The record’s 60s baroque sound has been rendered so beautifully by producer Jake Sinclair, who is staking a strong claim to be Weezer’s unofficial 6th member (Karl Koch is, rightfully, the 5th). Ever since he oversaw production on The White Album (2016) fans have eagerly anticipated his return, and his reappearance brings about the warmest Weezer record to date. You hear every purring breath of every string as the bow slides across its face; the arrangements on display are some of the band’s most graceful, earnest, and layered across their entire career, and Sinclair ensures that every inch is instantly detectable at any moment; the concept was spawned when Cuomo was approached by the producer to create an album in the style of Harry Nilsson’s Nilsson Sings Newman. The Beach Boys & The Left Banke are influences Weezer have worn on their sleeves since day one, with the melancholy of Pet Sounds and ‘Walk Away Renée’ always present in their discography (White’s ‘Summer Elaine and Drunk Dori’ even went so far as to nip its chord sequence from the latter), and now they’ve finally, happily, expertly allowed subtext to jump to text.

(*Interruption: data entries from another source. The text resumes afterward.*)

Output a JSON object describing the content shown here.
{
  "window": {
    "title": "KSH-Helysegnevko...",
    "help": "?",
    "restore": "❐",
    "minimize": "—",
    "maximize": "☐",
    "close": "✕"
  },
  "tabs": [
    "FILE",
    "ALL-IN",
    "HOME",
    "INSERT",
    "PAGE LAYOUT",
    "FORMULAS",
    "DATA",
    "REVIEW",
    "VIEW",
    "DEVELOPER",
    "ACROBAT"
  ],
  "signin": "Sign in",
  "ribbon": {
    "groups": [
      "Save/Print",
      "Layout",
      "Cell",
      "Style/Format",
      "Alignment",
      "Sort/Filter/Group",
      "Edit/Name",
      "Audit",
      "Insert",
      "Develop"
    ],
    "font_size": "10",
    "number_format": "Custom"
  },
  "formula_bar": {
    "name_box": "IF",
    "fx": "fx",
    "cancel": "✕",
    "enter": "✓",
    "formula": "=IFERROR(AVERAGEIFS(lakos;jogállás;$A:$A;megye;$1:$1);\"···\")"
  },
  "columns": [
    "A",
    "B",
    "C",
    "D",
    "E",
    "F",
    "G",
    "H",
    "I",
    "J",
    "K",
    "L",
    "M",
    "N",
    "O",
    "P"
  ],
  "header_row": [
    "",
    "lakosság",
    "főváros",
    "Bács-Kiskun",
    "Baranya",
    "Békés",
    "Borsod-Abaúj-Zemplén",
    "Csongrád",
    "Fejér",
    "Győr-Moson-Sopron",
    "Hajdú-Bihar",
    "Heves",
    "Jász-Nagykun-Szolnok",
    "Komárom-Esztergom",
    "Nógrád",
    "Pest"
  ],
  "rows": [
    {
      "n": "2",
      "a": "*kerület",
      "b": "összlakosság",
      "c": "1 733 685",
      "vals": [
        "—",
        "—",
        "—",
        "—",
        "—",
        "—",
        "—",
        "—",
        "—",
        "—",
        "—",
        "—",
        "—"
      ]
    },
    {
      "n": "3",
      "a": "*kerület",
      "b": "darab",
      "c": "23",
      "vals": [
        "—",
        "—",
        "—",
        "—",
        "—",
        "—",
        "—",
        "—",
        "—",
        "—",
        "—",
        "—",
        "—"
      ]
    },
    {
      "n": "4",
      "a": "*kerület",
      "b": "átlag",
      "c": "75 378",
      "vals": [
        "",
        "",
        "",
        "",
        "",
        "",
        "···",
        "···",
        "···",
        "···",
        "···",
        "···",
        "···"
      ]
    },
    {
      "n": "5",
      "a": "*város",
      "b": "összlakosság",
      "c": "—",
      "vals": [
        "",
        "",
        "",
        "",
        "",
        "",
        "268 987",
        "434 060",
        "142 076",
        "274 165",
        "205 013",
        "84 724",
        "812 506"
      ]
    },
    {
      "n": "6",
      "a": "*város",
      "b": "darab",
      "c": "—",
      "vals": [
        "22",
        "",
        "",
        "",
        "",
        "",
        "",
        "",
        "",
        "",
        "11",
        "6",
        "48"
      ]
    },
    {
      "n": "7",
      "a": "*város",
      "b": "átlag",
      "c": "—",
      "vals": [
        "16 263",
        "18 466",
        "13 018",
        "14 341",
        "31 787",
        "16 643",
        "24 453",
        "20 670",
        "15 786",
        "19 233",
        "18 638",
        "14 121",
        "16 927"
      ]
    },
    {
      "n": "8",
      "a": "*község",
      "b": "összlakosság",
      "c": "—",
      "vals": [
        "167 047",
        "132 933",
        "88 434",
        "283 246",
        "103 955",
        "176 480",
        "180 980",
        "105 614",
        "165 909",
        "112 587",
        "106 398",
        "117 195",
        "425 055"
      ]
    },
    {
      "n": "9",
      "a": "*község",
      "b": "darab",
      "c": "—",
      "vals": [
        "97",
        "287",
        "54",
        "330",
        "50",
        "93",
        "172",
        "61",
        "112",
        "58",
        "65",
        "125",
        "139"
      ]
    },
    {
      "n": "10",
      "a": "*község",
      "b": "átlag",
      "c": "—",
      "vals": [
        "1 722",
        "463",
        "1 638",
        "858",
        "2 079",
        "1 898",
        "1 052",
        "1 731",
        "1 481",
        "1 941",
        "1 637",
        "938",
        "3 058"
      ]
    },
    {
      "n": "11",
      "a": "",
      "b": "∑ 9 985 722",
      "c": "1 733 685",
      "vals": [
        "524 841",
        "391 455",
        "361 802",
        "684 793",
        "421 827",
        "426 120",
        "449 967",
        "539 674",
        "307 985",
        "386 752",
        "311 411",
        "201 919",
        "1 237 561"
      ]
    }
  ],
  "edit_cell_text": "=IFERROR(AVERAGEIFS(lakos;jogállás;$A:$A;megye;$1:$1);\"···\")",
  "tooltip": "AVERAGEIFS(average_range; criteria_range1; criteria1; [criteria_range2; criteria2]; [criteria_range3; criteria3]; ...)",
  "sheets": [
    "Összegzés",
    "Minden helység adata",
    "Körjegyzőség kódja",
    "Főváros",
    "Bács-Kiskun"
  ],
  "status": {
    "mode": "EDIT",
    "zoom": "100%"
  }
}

OK Human is the new Weezer classic. While I’ve personally been charitable towards Make BelieveThe Red Album,HurleyPacific Daydream, and Black over the years when music aficionados have come for them (even Raditude gets me tapping my foot at fleeting moments), OKH makes its own case to be ranked alongside The Blue Album (1994) and Pinkerton (1996). And when ‘La Brea Tar Pits’ (which, if you hadn’t already guessed, is my clear personal choice from all 12 tracks) sees the album fade out on the same discordant arpeggio that introduced the world to Weezer’s first single ‘Undone — The Sweater Song’ 28 years ago, there’s the palpable and very real sense that OKH has brought everything full circle. The band’s “flying W” is tattooed on my right forearm, so of course I get overwhelmed. Weezer never “lost it” — they’ve produced some terrific albums since the turn of the millennium — but never before have I felt sentimental attachment to a new Weezer record as instantly as I have with OKH. Weezer encourage great affection, even from people who apparently gave up on them years ago, and albums like OK Human are the reason we continue to return to them and care so deeply about them.